While calling on the National Assembly for various legislative interventions, Ali stated the need to review the country’s policing structure.
He said, “In repositioning the Nigeria Police, there is the need to review our policing strategy as a nation. This informs the approval and adoption of community policing as the national strategy for internal security management in Nigeria.
“The community policing model being envisioned for Nigeria is one that will draw on the legal opportunities provided by the Police Act for the engagement of special constables who, in this instance, will be engaged as community policing officers under the coordination of the Nigeria Police towards evolving a community-focused policing architecture.
“When fully operational, the strategy will free up the human and material assets of the Nigeria Police, which are currently tied down to the management of low level crimes, and strengthen our capacity to redirect our assets and operations to high-profile crimes that constitute a major threat to community safety and security,”
In his submission, Chairman of the Police Service Commission, Alhaji Musiliu Smith, a retired IGP, also decried inadequate police personnel, many of whom he said were deployed to protect public buildings and very important persons.
“It is from the indicated police strength that personnel are deployed to Presidential Villa, National Assembly, judiciary, top government officials at the centre (Federal Government) and all the states, prominent traditional rulers nationwide, embassies, banks, key/vulnerable points and all levels of police formations throughout the country.
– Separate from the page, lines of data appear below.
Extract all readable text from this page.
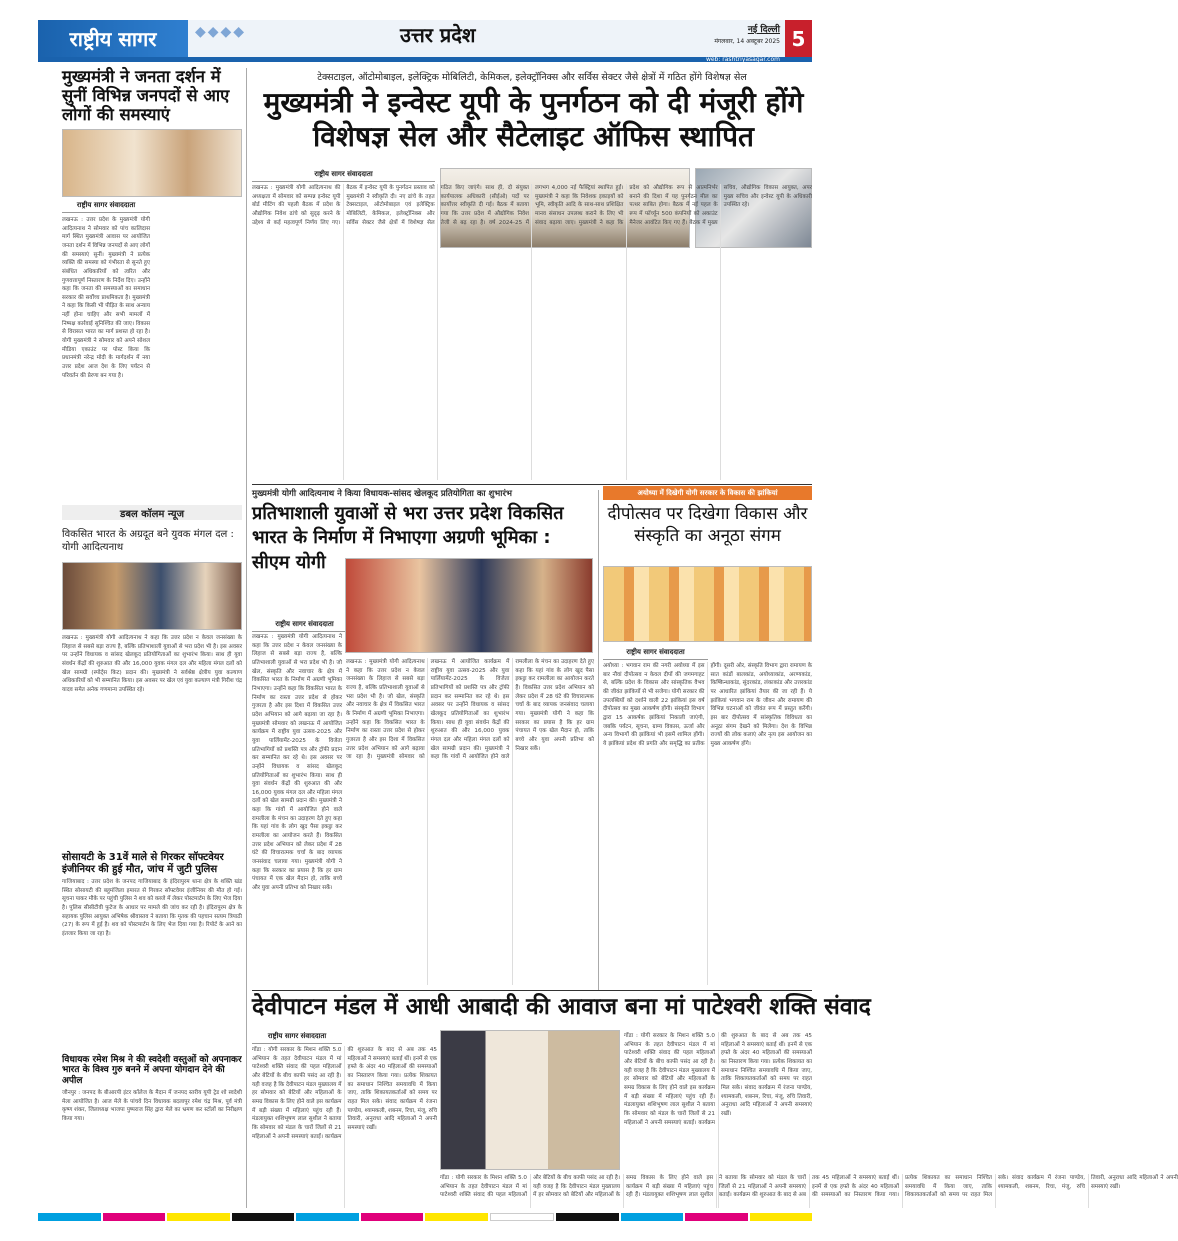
राष्ट्रीय सागर	◆◆◆◆	उत्तर प्रदेश	नई दिल्ली
मंगलवार, 14 अक्टूबर 2025 5
web: rashtriyasagar.com
मुख्यमंत्री ने जनता दर्शन में सुनीं विभिन्न जनपदों से आए लोगों की समस्याएं
राष्ट्रीय सागर संवाददाता
लखनऊ : उत्तर प्रदेश के मुख्यमंत्री योगी आदित्यनाथ ने सोमवार को पांच कालिदास मार्ग स्थित मुख्यमंत्री आवास पर आयोजित जनता दर्शन में विभिन्न जनपदों से आए लोगों की समस्याएं सुनीं। मुख्यमंत्री ने प्रत्येक व्यक्ति की समस्या को गंभीरता से सुनते हुए संबंधित अधिकारियों को त्वरित और गुणवत्तापूर्ण निस्तारण के निर्देश दिए। उन्होंने कहा कि जनता की समस्याओं का समाधान सरकार की सर्वोच्च प्राथमिकता है। मुख्यमंत्री ने कहा कि किसी भी पीड़ित के साथ अन्याय नहीं होना चाहिए और सभी मामलों में निष्पक्ष कार्रवाई सुनिश्चित की जाए। विकास से विरासत भारत का मार्ग प्रशस्त हो रहा है। योगी मुख्यमंत्री ने सोमवार को अपने सोशल मीडिया एकाउंट पर पोस्ट किया कि प्रधानमंत्री नरेन्द्र मोदी के मार्गदर्शन में नया उत्तर प्रदेश आज देश के लिए पर्यटन से परिवर्तन की प्रेरणा बन गया है।
डबल कॉलम न्यूज
विकसित भारत के अग्रदूत बने युवक मंगल दल : योगी आदित्यनाथ
लखनऊ : मुख्यमंत्री योगी आदित्यनाथ ने कहा कि उत्तर प्रदेश न केवल जनसंख्या के लिहाज से सबसे बड़ा राज्य है, बल्कि प्रतिभाशाली युवाओं से भरा प्रदेश भी है। इस अवसर पर उन्होंने विधायक व सांसद खेलकूद प्रतियोगिताओं का शुभारंभ किया। साथ ही युवा संवर्धन केंद्रों की शुरुआत की और 16,000 युवक मंगल दल और महिला मंगल दलों को खेल सामग्री (स्पोर्ट्स किट) प्रदान की। मुख्यमंत्री ने सर्वश्रेष्ठ क्षेत्रीय युवा कल्याण अधिकारियों को भी सम्मानित किया। इस अवसर पर खेल एवं युवा कल्याण मंत्री गिरीश चंद्र यादव समेत अनेक गणमान्य उपस्थित रहे।
सोसायटी के 31वें माले से गिरकर सॉफ्टवेयर इंजीनियर की हुई मौत, जांच में जुटी पुलिस
गाजियाबाद : उत्तर प्रदेश के जनपद गाजियाबाद के इंदिरापुरम थाना क्षेत्र के शक्ति खंड स्थित सोसायटी की बहुमंजिला इमारत से गिरकर सॉफ्टवेयर इंजीनियर की मौत हो गई। सूचना पाकर मौके पर पहुंची पुलिस ने शव को कब्जे में लेकर पोस्टमार्टम के लिए भेज दिया है। पुलिस सीसीटीवी फुटेज के आधार पर मामले की जांच कर रही है। इंदिरापुरम क्षेत्र के सहायक पुलिस आयुक्त अभिषेक श्रीवास्तव ने बताया कि मृतक की पहचान सत्यम त्रिपाठी (27) के रूप में हुई है। शव को पोस्टमार्टम के लिए भेज दिया गया है। रिपोर्ट के आने का इंतजार किया जा रहा है।
विधायक रमेश मिश्र ने की स्वदेशी वस्तुओं को अपनाकर भारत के विश्व गुरु बनने में अपना योगदान देने की अपील
जौनपुर : जनपद के बीआरपी इंटर कॉलेज के मैदान में जनपद स्तरीय यूपी ट्रेड शो स्वदेशी मेला आयोजित है। आज मेले के पांचवे दिन विधायक बदलापुर रमेश चंद्र मिश्र, पूर्व मंत्री कृष्ण शंकर, जिलाध्यक्ष भाजपा पुष्पराज सिंह द्वारा मेले का भ्रमण कर स्टॉलों का निरीक्षण किया गया।
टेक्सटाइल, ऑटोमोबाइल, इलेक्ट्रिक मोबिलिटी, केमिकल, इलेक्ट्रॉनिक्स और सर्विस सेक्टर जैसे क्षेत्रों में गठित होंगे विशेषज्ञ सेल
मुख्यमंत्री ने इन्वेस्ट यूपी के पुनर्गठन को दी मंजूरी होंगे विशेषज्ञ सेल और सैटेलाइट ऑफिस स्थापित
राष्ट्रीय सागर संवाददाता
लखनऊ : मुख्यमंत्री योगी आदित्यनाथ की अध्यक्षता में सोमवार को सम्पन्न इन्वेस्ट यूपी बोर्ड मीटिंग की पहली बैठक में प्रदेश के औद्योगिक निवेश ढांचे को सुदृढ़ करने के उद्देश्य से कई महत्वपूर्ण निर्णय लिए गए। बैठक में इन्वेस्ट यूपी के पुनर्गठन प्रस्ताव को मुख्यमंत्री ने स्वीकृति दी। नए ढांचे के तहत टेक्सटाइल, ऑटोमोबाइल एवं इलेक्ट्रिक मोबिलिटी, केमिकल, इलेक्ट्रॉनिक्स और सर्विस सेक्टर जैसे क्षेत्रों में विशेषज्ञ सेल गठित किए जाएंगे। साथ ही, दो संयुक्त कार्यपालक अधिकारी (सीईओ) पदों पर कार्योत्तर स्वीकृति दी गई। बैठक में बताया गया कि उत्तर प्रदेश में औद्योगिक निवेश तेजी से बढ़ रहा है। वर्ष 2024-25 में लगभग 4,000 नई फैक्ट्रियां स्थापित हुईं। मुख्यमंत्री ने कहा कि निवेशक इकाइयों को भूमि, स्वीकृति आदि के साथ-साथ प्रशिक्षित मानव संसाधन उपलब्ध कराने के लिए भी संवाद बढ़ाया जाए। मुख्यमंत्री ने कहा कि प्रदेश को औद्योगिक रूप से आत्मनिर्भर बनाने की दिशा में यह पुनर्गठन मील का पत्थर साबित होगा। बैठक में नई पहल के रूप में फॉर्च्यून 500 कंपनियों को अकाउंट मैनेजर आवंटित किए गए हैं। बैठक में मुख्य सचिव, औद्योगिक विकास आयुक्त, अपर मुख्य सचिव और इन्वेस्ट यूपी के अधिकारी उपस्थित रहे।
मुख्यमंत्री योगी आदित्यनाथ ने किया विधायक-सांसद खेलकूद प्रतियोगिता का शुभारंभ	अयोध्या में दिखेगी योगी सरकार के विकास की झांकियां
प्रतिभाशाली युवाओं से भरा उत्तर प्रदेश विकसित भारत के निर्माण में निभाएगा अग्रणी भूमिका : सीएम योगी
राष्ट्रीय सागर संवाददाता
लखनऊ : मुख्यमंत्री योगी आदित्यनाथ ने कहा कि उत्तर प्रदेश न केवल जनसंख्या के लिहाज से सबसे बड़ा राज्य है, बल्कि प्रतिभाशाली युवाओं से भरा प्रदेश भी है। जो खेल, संस्कृति और नवाचार के क्षेत्र में विकसित भारत के निर्माण में अग्रणी भूमिका निभाएगा। उन्होंने कहा कि विकसित भारत के निर्माण का रास्ता उत्तर प्रदेश से होकर गुजरता है और इस दिशा में विकसित उत्तर प्रदेश अभियान को आगे बढ़ाया जा रहा है। मुख्यमंत्री सोमवार को लखनऊ में आयोजित कार्यक्रम में राष्ट्रीय युवा उत्सव-2025 और युवा पार्लियामेंट-2025 के विजेता प्रतिभागियों को प्रशस्ति पत्र और ट्रॉफी प्रदान कर सम्मानित कर रहे थे। इस अवसर पर उन्होंने विधायक व सांसद खेलकूद प्रतियोगिताओं का शुभारंभ किया। साथ ही युवा संवर्धन केंद्रों की शुरुआत की और 16,000 युवक मंगल दल और महिला मंगल दलों को खेल सामग्री प्रदान की। मुख्यमंत्री ने कहा कि गांवों में आयोजित होने वाले रामलीला के मंचन का उदाहरण देते हुए कहा कि यहां गांव के लोग खुद पैसा इकट्ठा कर रामलीला का आयोजन करते हैं। विकसित उत्तर प्रदेश अभियान को लेकर प्रदेश में 28 घंटे की विचारात्मक चर्चा के बाद व्यापक जनसंवाद चलाया गया। मुख्यमंत्री योगी ने कहा कि सरकार का प्रयास है कि हर ग्राम पंचायत में एक खेल मैदान हो, ताकि बच्चे और युवा अपनी प्रतिभा को निखार सकें।
लखनऊ : मुख्यमंत्री योगी आदित्यनाथ ने कहा कि उत्तर प्रदेश न केवल जनसंख्या के लिहाज से सबसे बड़ा राज्य है, बल्कि प्रतिभाशाली युवाओं से भरा प्रदेश भी है। जो खेल, संस्कृति और नवाचार के क्षेत्र में विकसित भारत के निर्माण में अग्रणी भूमिका निभाएगा। उन्होंने कहा कि विकसित भारत के निर्माण का रास्ता उत्तर प्रदेश से होकर गुजरता है और इस दिशा में विकसित उत्तर प्रदेश अभियान को आगे बढ़ाया जा रहा है। मुख्यमंत्री सोमवार को लखनऊ में आयोजित कार्यक्रम में राष्ट्रीय युवा उत्सव-2025 और युवा पार्लियामेंट-2025 के विजेता प्रतिभागियों को प्रशस्ति पत्र और ट्रॉफी प्रदान कर सम्मानित कर रहे थे। इस अवसर पर उन्होंने विधायक व सांसद खेलकूद प्रतियोगिताओं का शुभारंभ किया। साथ ही युवा संवर्धन केंद्रों की शुरुआत की और 16,000 युवक मंगल दल और महिला मंगल दलों को खेल सामग्री प्रदान की। मुख्यमंत्री ने कहा कि गांवों में आयोजित होने वाले रामलीला के मंचन का उदाहरण देते हुए कहा कि यहां गांव के लोग खुद पैसा इकट्ठा कर रामलीला का आयोजन करते हैं। विकसित उत्तर प्रदेश अभियान को लेकर प्रदेश में 28 घंटे की विचारात्मक चर्चा के बाद व्यापक जनसंवाद चलाया गया। मुख्यमंत्री योगी ने कहा कि सरकार का प्रयास है कि हर ग्राम पंचायत में एक खेल मैदान हो, ताकि बच्चे और युवा अपनी प्रतिभा को निखार सकें।
दीपोत्सव पर दिखेगा विकास और संस्कृति का अनूठा संगम
राष्ट्रीय सागर संवाददाता
अयोध्या : भगवान राम की नगरी अयोध्या में इस बार नौवां दीपोत्सव न केवल दीपों की जगमगाहट से, बल्कि प्रदेश के विकास और सांस्कृतिक वैभव की जीवंत झांकियों से भी सजेगा। योगी सरकार की उपलब्धियों को दर्शाने वाली 22 झांकियां इस वर्ष दीपोत्सव का मुख्य आकर्षण होंगी। संस्कृति विभाग द्वारा 15 आकर्षक झांकियां निकाली जाएंगी, जबकि पर्यटन, सूचना, ग्राम्य विकास, ऊर्जा और अन्य विभागों की झांकियां भी इसमें शामिल होंगी। ये झांकियां प्रदेश की प्रगति और समृद्धि का प्रतीक होंगी। दूसरी ओर, संस्कृति विभाग द्वारा रामायण के सात कांडों बालकांड, अयोध्याकांड, अरण्यकांड, किष्किन्धाकांड, सुंदरकांड, लंकाकांड और उत्तरकांड पर आधारित झांकियां तैयार की जा रही हैं। ये झांकियां भगवान राम के जीवन और रामायण की विभिन्न घटनाओं को जीवंत रूप में प्रस्तुत करेंगी। इस बार दीपोत्सव में सांस्कृतिक विविधता का अनूठा संगम देखने को मिलेगा। देश के विभिन्न राज्यों की लोक कलाएं और नृत्य इस आयोजन का मुख्य आकर्षण होंगे।
देवीपाटन मंडल में आधी आबादी की आवाज बना मां पाटेश्वरी शक्ति संवाद
राष्ट्रीय सागर संवाददाता
गोंडा : योगी सरकार के मिशन शक्ति 5.0 अभियान के तहत देवीपाटन मंडल में मां पाटेश्वरी शक्ति संवाद की पहल महिलाओं और बेटियों के बीच काफी पसंद आ रही है। यही वजह है कि देवीपाटन मंडल मुख्यालय में हर सोमवार को बेटियों और महिलाओं के समग्र विकास के लिए होने वाले इस कार्यक्रम में बड़ी संख्या में महिलाएं पहुंच रही हैं। मंडलायुक्त शशिभूषण लाल सुशील ने बताया कि सोमवार को मंडल के चारों जिलों से 21 महिलाओं ने अपनी समस्याएं बताईं। कार्यक्रम की शुरुआत के बाद से अब तक 45 महिलाओं ने समस्याएं बताई थीं। इनमें से एक हफ्ते के अंदर 40 महिलाओं की समस्याओं का निस्तारण किया गया। प्रत्येक शिकायत का समाधान निश्चित समयावधि में किया जाए, ताकि शिकायतकर्ताओं को समय पर राहत मिल सके। संवाद कार्यक्रम में रंजना पाण्डेय, श्यामकली, शबनम, रिचा, मंजू, रुचि तिवारी, अनुराधा आदि महिलाओं ने अपनी समस्याएं रखीं।
गोंडा : योगी सरकार के मिशन शक्ति 5.0 अभियान के तहत देवीपाटन मंडल में मां पाटेश्वरी शक्ति संवाद की पहल महिलाओं और बेटियों के बीच काफी पसंद आ रही है। यही वजह है कि देवीपाटन मंडल मुख्यालय में हर सोमवार को बेटियों और महिलाओं के समग्र विकास के लिए होने वाले इस कार्यक्रम में बड़ी संख्या में महिलाएं पहुंच रही हैं। मंडलायुक्त शशिभूषण लाल सुशील ने बताया कि सोमवार को मंडल के चारों जिलों से 21 महिलाओं ने अपनी समस्याएं बताईं। कार्यक्रम की शुरुआत के बाद से अब तक 45 महिलाओं ने समस्याएं बताई थीं। इनमें से एक हफ्ते के अंदर 40 महिलाओं की समस्याओं का निस्तारण किया गया। प्रत्येक शिकायत का समाधान निश्चित समयावधि में किया जाए, ताकि शिकायतकर्ताओं को समय पर राहत मिल सके। संवाद कार्यक्रम में रंजना पाण्डेय, श्यामकली, शबनम, रिचा, मंजू, रुचि तिवारी, अनुराधा आदि महिलाओं ने अपनी समस्याएं रखीं।
गोंडा : योगी सरकार के मिशन शक्ति 5.0 अभियान के तहत देवीपाटन मंडल में मां पाटेश्वरी शक्ति संवाद की पहल महिलाओं और बेटियों के बीच काफी पसंद आ रही है। यही वजह है कि देवीपाटन मंडल मुख्यालय में हर सोमवार को बेटियों और महिलाओं के समग्र विकास के लिए होने वाले इस कार्यक्रम में बड़ी संख्या में महिलाएं पहुंच रही हैं। मंडलायुक्त शशिभूषण लाल सुशील ने बताया कि सोमवार को मंडल के चारों जिलों से 21 महिलाओं ने अपनी समस्याएं बताईं। कार्यक्रम की शुरुआत के बाद से अब तक 45 महिलाओं ने समस्याएं बताई थीं। इनमें से एक हफ्ते के अंदर 40 महिलाओं की समस्याओं का निस्तारण किया गया। प्रत्येक शिकायत का समाधान निश्चित समयावधि में किया जाए, ताकि शिकायतकर्ताओं को समय पर राहत मिल सके। संवाद कार्यक्रम में रंजना पाण्डेय, श्यामकली, शबनम, रिचा, मंजू, रुचि तिवारी, अनुराधा आदि महिलाओं ने अपनी समस्याएं रखीं।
No wonder, only skeletal police coverage is available in all police formations nationwide,” Smith noted.
A former Inspector-General of Police, Solomon Arase, and two other retired police officers endorsed the police demand, noting that the NPF needed more capacity to address the insecurity in the country.
Arase noted that crime had increased geometrically across the country, adding that the Federal Government should strive to provide the necessary equipment for the police to confront the insecurity in the country.
“Policing is about man, material mix. Once you have the requisite capacity and you are able to give them the materials to work with, you would now have the moral latitude to hold them accountable for incompetence or ineffectiveness,” he said.
The retired police boss added, “I think the government should look into the request of the IG, it is timely. Crime has increased geometrically, it means the personnel have to be properly equipped to be able to confront the challenges that they are facing.”
He stated, “I would want to appeal to the government and the National Assembly to take a look at it (police request), especially against the backdrop of the harmonization of the previous police reform reports – Danmadami, M.D. Yusuf and Parry Osayande reports.”
Retired DIG Adedayo Adeoye observed that training and retraining were as important as the equipment, noting that provision of hardware alone would not make the police effective.
“Look at the death of the Remo Football Club player which allegedly involved some police officers in Sagamu. How many of our policemen go for retraining after their recruitment into the force? So, training and retraining are very crucial as well as their welfare,” he said.
But retired AIG Austin Iwar observed that the police demand was inadequate, noting that the organisation needed more than the shopping list presented to the lawmakers in view of the level of insecurity plaguing the country.